Давид послушно подчинился. Слезы снова потекли у него по щекам. Он молчал. Дофр выстриг ему затылок, потом положил одно зеркало себе на колени, а другое поместил за голову своей жертвы.
Слабые следы, едва различимые, впечатавшиеся в кожу. Давид прищурился. 9… Потом, да, было похоже на 7… Потом 8, 7, 8…
97878.
Шестой ребенок.
Он потерял сознание.
Давид пришел в себя от собственного крика. Палач сжал ему щиколотку, из которой сразу брызнула кровь.
– Не умирай, Давид! Мы только начали! Теперь ты лучше понимаешь, почему я пришел за тобой, а не за кем-нибудь другим, да? Я уже был в тебе, Давид! Жил в твоей плоти! – Он снова ухмыльнулся. – У меня почти не участился пульс, когда я у тебя на глазах выпустил пулю твоему отцу в голову. Ты так пристально на меня смотрел! Ты все запомнил. Говорят, что в столь раннем возрасте воспоминания не формируются. Я совершенно убежден в обратном. Ты все это в точности запомнил и похоронил в глубине души… А сегодня я заново проживу с сыном то, что прожил когда-то с его родителями. Круг замкнется. Жаль только, что Клары больше нет, могло бы получиться совсем идеально. Ах! Я бы так хотел посеять зернышко Зла в ее маленькую головку… – Дофр поднял руку. – Я двадцать семь лет ждал этого момента!
Он отъехал назад, взял ружье и направился в коридор:
– Эмма! Иди сюда! Начинаем!
Умереть. Исчезнуть. Соединиться с ними. Пусть пытки, пусть боль, только бы быть с ними.
Давид молился, чтобы Бог прекратил его страдания.
Но он уже не верил в молитвы.
Его искромсают, разберут на части, вырвут куски плоти. Живьем.
Когда он услышал скрип пола в коридоре, привязанные к холодному стволу ноги свело судорогой.
Ближе, ближе, скоро начнется.
Монстр. Нечто. Рабыня.
Несчастная.
Эмма не стала вытирать кровь, которая запеклась у нее в ноздрях, не попыталась вправить кость, чтобы поставить нос на место. Левая половина ее лица распухла так сильно, что глаз не открывался. На вороте фиолетовой водолазки засохли черные капли, такие же были на брюках.
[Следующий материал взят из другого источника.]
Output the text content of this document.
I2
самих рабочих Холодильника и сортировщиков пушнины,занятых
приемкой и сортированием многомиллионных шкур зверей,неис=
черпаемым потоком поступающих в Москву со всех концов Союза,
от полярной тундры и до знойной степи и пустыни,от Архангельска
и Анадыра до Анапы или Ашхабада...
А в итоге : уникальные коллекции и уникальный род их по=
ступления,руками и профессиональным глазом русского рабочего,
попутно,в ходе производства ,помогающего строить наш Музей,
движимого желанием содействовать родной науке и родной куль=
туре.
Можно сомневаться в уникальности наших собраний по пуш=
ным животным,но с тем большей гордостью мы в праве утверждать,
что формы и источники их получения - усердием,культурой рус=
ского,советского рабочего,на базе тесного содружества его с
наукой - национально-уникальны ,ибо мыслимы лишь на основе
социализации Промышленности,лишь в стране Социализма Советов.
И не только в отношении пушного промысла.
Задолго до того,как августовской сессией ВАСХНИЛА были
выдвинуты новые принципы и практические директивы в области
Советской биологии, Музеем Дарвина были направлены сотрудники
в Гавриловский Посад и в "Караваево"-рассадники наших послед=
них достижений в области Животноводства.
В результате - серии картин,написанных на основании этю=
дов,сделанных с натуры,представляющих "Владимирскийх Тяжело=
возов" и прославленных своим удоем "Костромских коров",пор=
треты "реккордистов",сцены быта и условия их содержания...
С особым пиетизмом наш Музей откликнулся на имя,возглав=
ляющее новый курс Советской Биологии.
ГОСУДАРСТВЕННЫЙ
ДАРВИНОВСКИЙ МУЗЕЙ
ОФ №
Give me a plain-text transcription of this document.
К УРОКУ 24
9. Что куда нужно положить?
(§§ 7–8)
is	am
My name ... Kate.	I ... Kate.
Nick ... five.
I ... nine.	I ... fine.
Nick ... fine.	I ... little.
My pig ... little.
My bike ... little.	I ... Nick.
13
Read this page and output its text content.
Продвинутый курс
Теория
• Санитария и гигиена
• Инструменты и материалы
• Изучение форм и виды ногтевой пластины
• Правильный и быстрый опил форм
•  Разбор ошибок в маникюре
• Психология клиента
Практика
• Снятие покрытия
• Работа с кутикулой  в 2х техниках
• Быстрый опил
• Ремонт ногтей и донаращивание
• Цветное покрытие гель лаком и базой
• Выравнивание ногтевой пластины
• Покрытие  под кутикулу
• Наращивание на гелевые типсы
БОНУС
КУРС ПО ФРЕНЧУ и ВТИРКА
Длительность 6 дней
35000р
– Эмма, послушайте! Он вас тоже убьет! – воскликнул Давид. – Мы часть игры! Смертельной игры!
Дофр держался чуть поодаль, поставив ружье за собой, около камина. Он с наслаждением разглядывал мужскую фигуру, иногда облизывал губы, поглаживая пальцами теплую ручку «Dolor».
– Вы лжете! – гневно ответила на слова Давида Эмма. – Я вам верила! Правда верила! А вы такой же, как все! Сволочь!